Finally social networking Web sites such as Facebook, YouTube, Twitter and MySpace have become useful for something other than posting meaningless thoughts and viewing funny babies. In order to garner support for his valiant cause against the corporate giant Hansen Beverage Co., Matt Nadeau, co-owner of Rock Art Brewery out of Vermont, gathered support from the Internet and various other sources.
According to an MSNBC article, Nadeau’s brewing company, Rock Art, has been steadily brewing its famous beer “Vermonster,” known for its high alcohol content and intense flavor, for a while until Vermonster’s catchy name caught the eye of the Hansen Beverage Co., maker of the popular Monster energy drink. Hansen, in a claim of pure corporate audacity, claimed that the name Vermonster “(will) undoubtedly create a likelihood of confusion and/or dilute” Hansen’s trademark Monster energy drink. With this, it ordered Rock Art to “cease and desist” the production of Vermonster, a notion at which Nadeau scoffed.
With this frivolous threatening and bullying, corporate entities such as Hansen develop the gall that make them think they can do whatever they want to the little guy. Luckily, Nadeau had the tenacity to stand up against corporate America.
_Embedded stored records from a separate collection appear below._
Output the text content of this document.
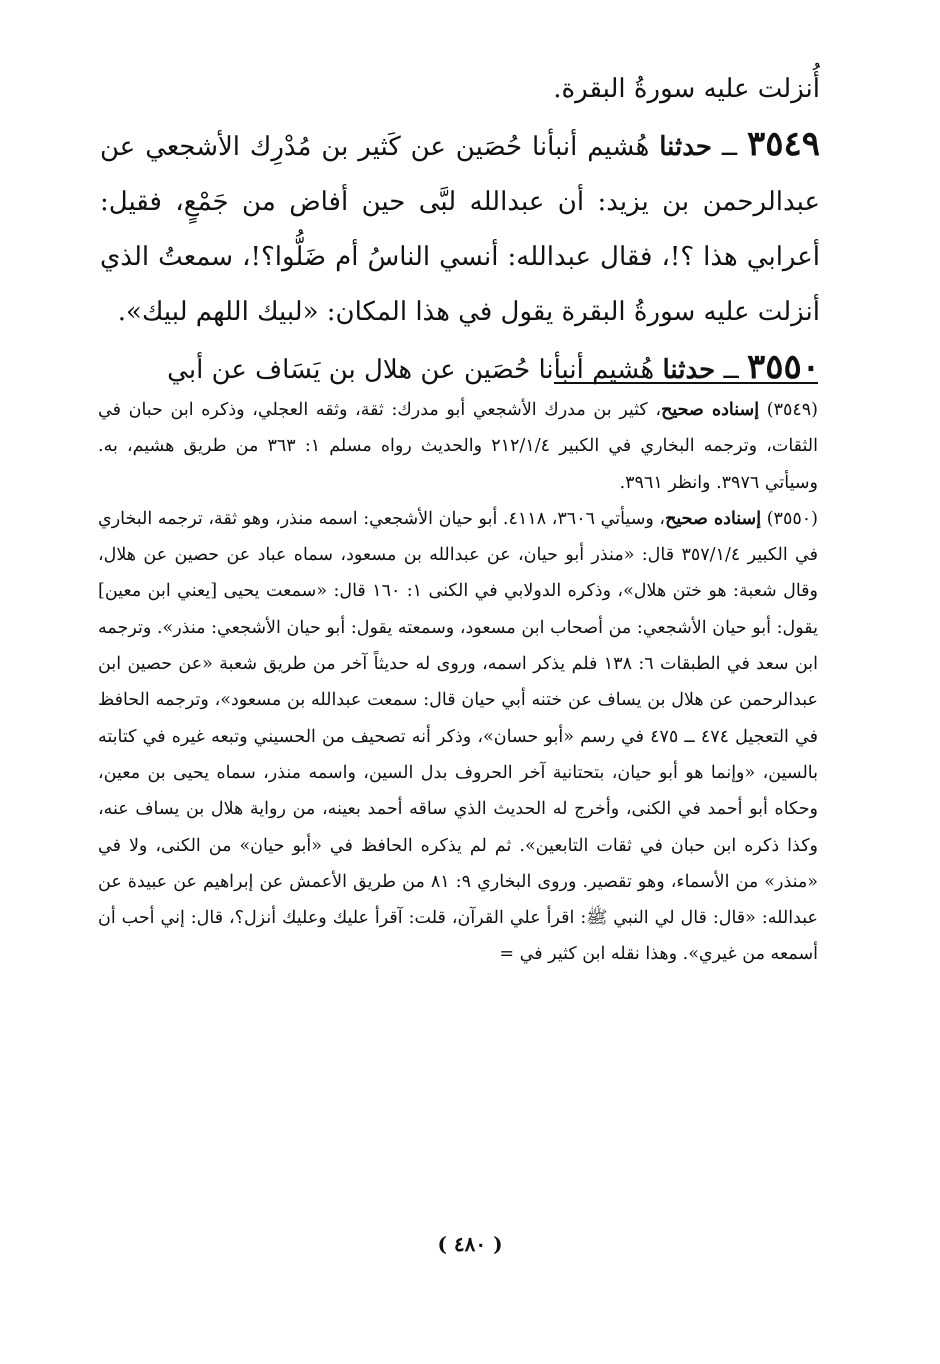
أُنزلت عليه سورةُ البقرة.

٣٥٤٩ ــ حدثنا هُشيم أنبأنا حُصَين عن كَثير بن مُدْرِك الأشجعي عن عبدالرحمن بن يزيد: أن عبدالله لبَّى حين أفاض من جَمْعٍ، فقيل: أعرابي هذا ؟!، فقال عبدالله: أنسي الناسُ أم ضَلُّوا؟!، سمعتُ الذي أنزلت عليه سورةُ البقرة يقول في هذا المكان: «لبيك اللهم لبيك».

٣٥٥٠ ــ حدثنا هُشيم أنبأنا حُصَين عن هلال بن يَسَاف عن أبي

(٣٥٤٩) إسناده صحيح، كثير بن مدرك الأشجعي أبو مدرك: ثقة، وثقه العجلي، وذكره ابن حبان في الثقات، وترجمه البخاري في الكبير ٢١٢/١/٤ والحديث رواه مسلم ١: ٣٦٣ من طريق هشيم، به. وسيأتي ٣٩٧٦. وانظر ٣٩٦١.

(٣٥٥٠) إسناده صحيح، وسيأتي ٣٦٠٦، ٤١١٨. أبو حيان الأشجعي: اسمه منذر، وهو ثقة، ترجمه البخاري في الكبير ٣٥٧/١/٤ قال: «منذر أبو حيان، عن عبدالله بن مسعود، سماه عباد عن حصين عن هلال، وقال شعبة: هو ختن هلال»، وذكره الدولابي في الكنى ١: ١٦٠ قال: «سمعت يحيى [يعني ابن معين] يقول: أبو حيان الأشجعي: من أصحاب ابن مسعود، وسمعته يقول: أبو حيان الأشجعي: منذر». وترجمه ابن سعد في الطبقات ٦: ١٣٨ فلم يذكر اسمه، وروى له حديثاً آخر من طريق شعبة «عن حصين ابن عبدالرحمن عن هلال بن يساف عن ختنه أبي حيان قال: سمعت عبدالله بن مسعود»، وترجمه الحافظ في التعجيل ٤٧٤ ــ ٤٧٥ في رسم «أبو حسان»، وذكر أنه تصحيف من الحسيني وتبعه غيره في كتابته بالسين، «وإنما هو أبو حيان، بتحتانية آخر الحروف بدل السين، واسمه منذر، سماه يحيى بن معين، وحكاه أبو أحمد في الكنى، وأخرج له الحديث الذي ساقه أحمد بعينه، من رواية هلال بن يساف عنه، وكذا ذكره ابن حبان في ثقات التابعين». ثم لم يذكره الحافظ في «أبو حيان» من الكنى، ولا في «منذر» من الأسماء، وهو تقصير. وروى البخاري ٩: ٨١ من طريق الأعمش عن إبراهيم عن عبيدة عن عبدالله: «قال: قال لي النبي ﷺ: اقرأ علي القرآن، قلت: آقرأ عليك وعليك أنزل؟، قال: إني أحب أن أسمعه من غيري». وهذا نقله ابن كثير في =

( ٤٨٠ )
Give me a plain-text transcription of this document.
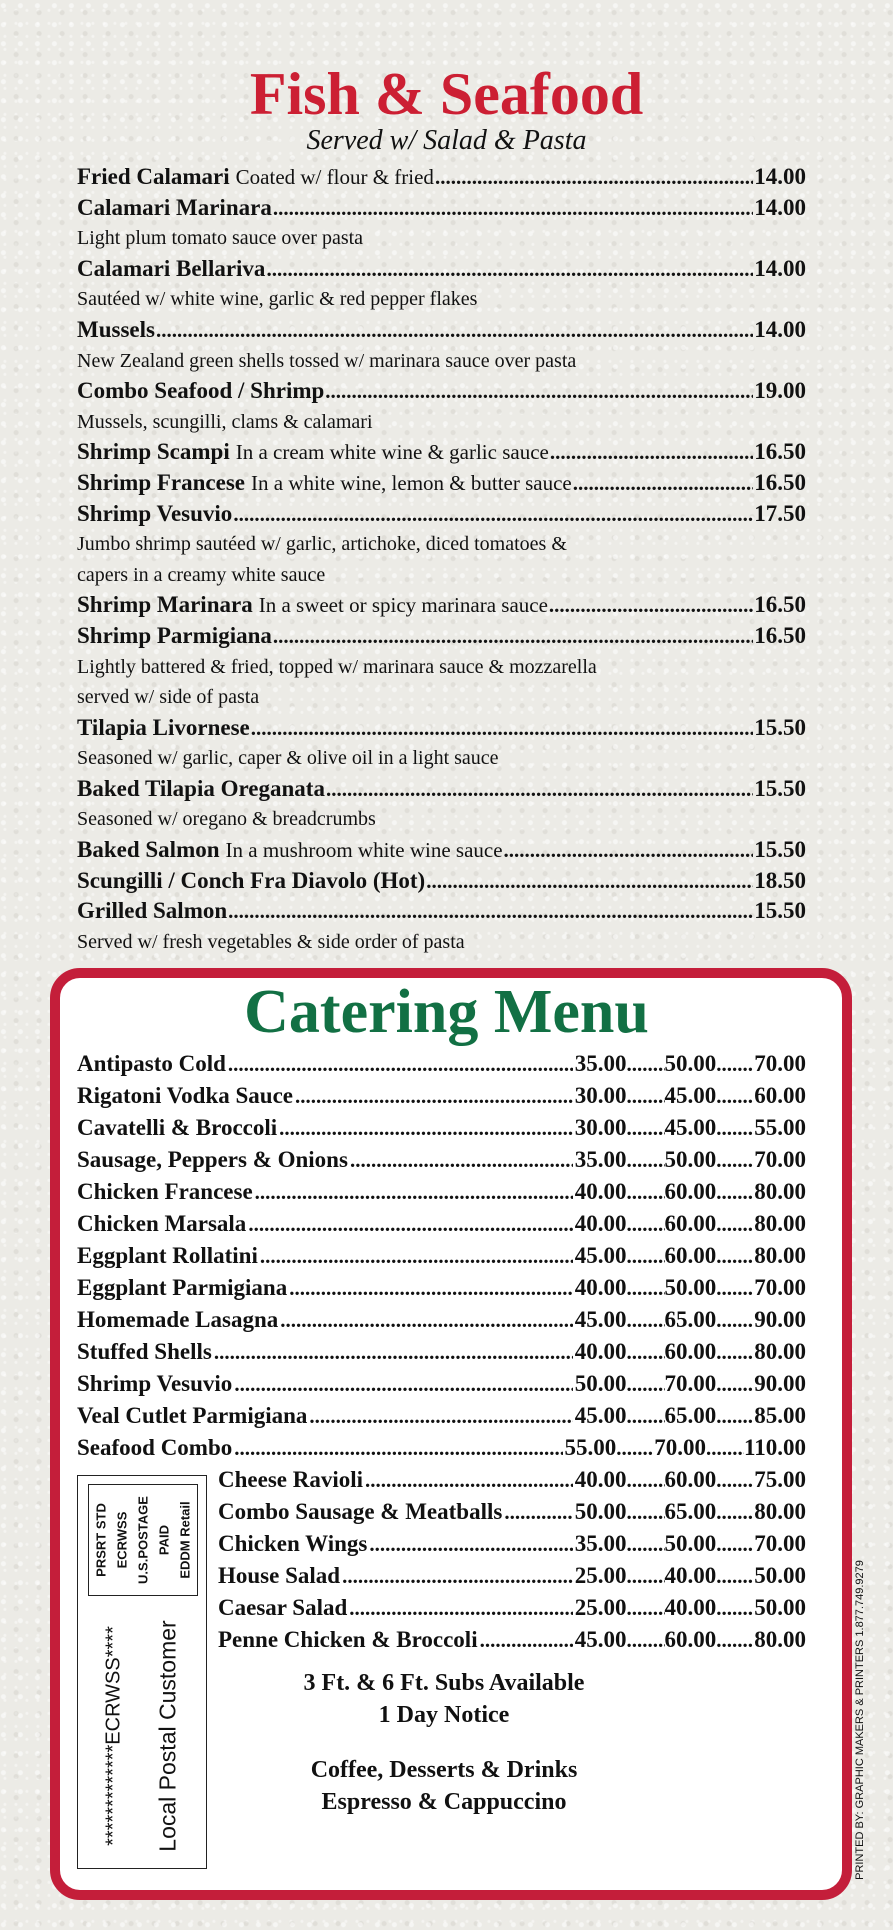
Fish & Seafood
Served w/ Salad & Pasta
Fried Calamari Coated w/ flour & fried .....	14.00
Calamari Marinara .....	14.00
Light plum tomato sauce over pasta
Calamari Bellariva .....	14.00
Sautéed w/ white wine, garlic & red pepper flakes
Mussels .....	14.00
New Zealand green shells tossed w/ marinara sauce over pasta
Combo Seafood / Shrimp .....	19.00
Mussels, scungilli, clams & calamari
Shrimp Scampi In a cream white wine & garlic sauce .....	16.50
Shrimp Francese In a white wine, lemon & butter sauce .....	16.50
Shrimp Vesuvio .....	17.50
Jumbo shrimp sautéed w/ garlic, artichoke, diced tomatoes &
capers in a creamy white sauce
Shrimp Marinara In a sweet or spicy marinara sauce .....	16.50
Shrimp Parmigiana .....	16.50
Lightly battered & fried, topped w/ marinara sauce & mozzarella
served w/ side of pasta
Tilapia Livornese .....	15.50
Seasoned w/ garlic, caper & olive oil in a light sauce
Baked Tilapia Oreganata .....	15.50
Seasoned w/ oregano & breadcrumbs
Baked Salmon In a mushroom white wine sauce .....	15.50
Scungilli / Conch Fra Diavolo (Hot) .....	18.50
Grilled Salmon .....	15.50
Served w/ fresh vegetables & side order of pasta
Catering Menu
Antipasto Cold .....	35.00 ..... 50.00 ..... 70.00
Rigatoni Vodka Sauce .....	30.00 ..... 45.00 ..... 60.00
Cavatelli & Broccoli .....	30.00 ..... 45.00 ..... 55.00
Sausage, Peppers & Onions .....	35.00 ..... 50.00 ..... 70.00
Chicken Francese .....	40.00 ..... 60.00 ..... 80.00
Chicken Marsala .....	40.00 ..... 60.00 ..... 80.00
Eggplant Rollatini .....	45.00 ..... 60.00 ..... 80.00
Eggplant Parmigiana .....	40.00 ..... 50.00 ..... 70.00
Homemade Lasagna .....	45.00 ..... 65.00 ..... 90.00
Stuffed Shells .....	40.00 ..... 60.00 ..... 80.00
Shrimp Vesuvio .....	50.00 ..... 70.00 ..... 90.00
Veal Cutlet Parmigiana .....	45.00 ..... 65.00 ..... 85.00
Seafood Combo .....	55.00 ..... 70.00 ..... 110.00
Cheese Ravioli .....	40.00 ..... 60.00 ..... 75.00
Combo Sausage & Meatballs .....	50.00 ..... 65.00 ..... 80.00
Chicken Wings .....	35.00 ..... 50.00 ..... 70.00
House Salad .....	25.00 ..... 40.00 ..... 50.00
Caesar Salad .....	25.00 ..... 40.00 ..... 50.00
Penne Chicken & Broccoli .....	45.00 ..... 60.00 ..... 80.00
PRSRT STD ECRWSS U.S.POSTAGE PAID EDDM Retail
*************ECRWSS**** Local Postal Customer	3 Ft. & 6 Ft. Subs Available
1 Day Notice
Coffee, Desserts & Drinks
Espresso & Cappuccino	PRINTED BY: GRAPHIC MAKERS & PRINTERS 1.877.749.9279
Hansen did not expect this resistance from Nadeau and company, so it persisted, threatening frivolous lawsuits that would have bankrupted Nadeau if he attempted to fight back in court.
In order to collect support, Nadeau posted on his Web site the battle cry, “Rock Art Brewery vs. Corporate America.” Other beer drinkers and people with a general distaste for corporate bullying followed suit with a former Hansen/Monster consumer stating on Twitter that “… I’ve stopped buying all Hansen/Monster products until you back off on rockartbrewery.” Another supporter wrote on Twitter, “Cheering for David v. Goliath.”
Along with these modern day Sons of Liberty, Nadeau got his message to the whole global network with a viral video on YouTube stating his plight, and that he would not give up, no matter the cost.
Nadeau’s wielding of the techno-media, stores in Vermont boycotting Monster energy drinks, and a never-give-up-attitude allowed him to “beat” Hansen.
In a settlement resulting from Nadeau’s creative supporters and the Internet, Hansen and Rock Art Brewing Company agreed on a deal with a few stipulations. Hansen would no longer pursue Nadeau and his Vermonster beer as long as Rock Art never entered the energy drink business, which he never intended anyway.
So, the next time you gulp down that Monster before your 9 a.m. class, think of the small brewing company that beat Hansen down with the Internet and old-fashioned support. Hansen may have deep pockets, but Monster is part of a lifeless corporation that in this case succumbed to overwhelming support.
Danny Peters is a junior psychology major from Fort Worth.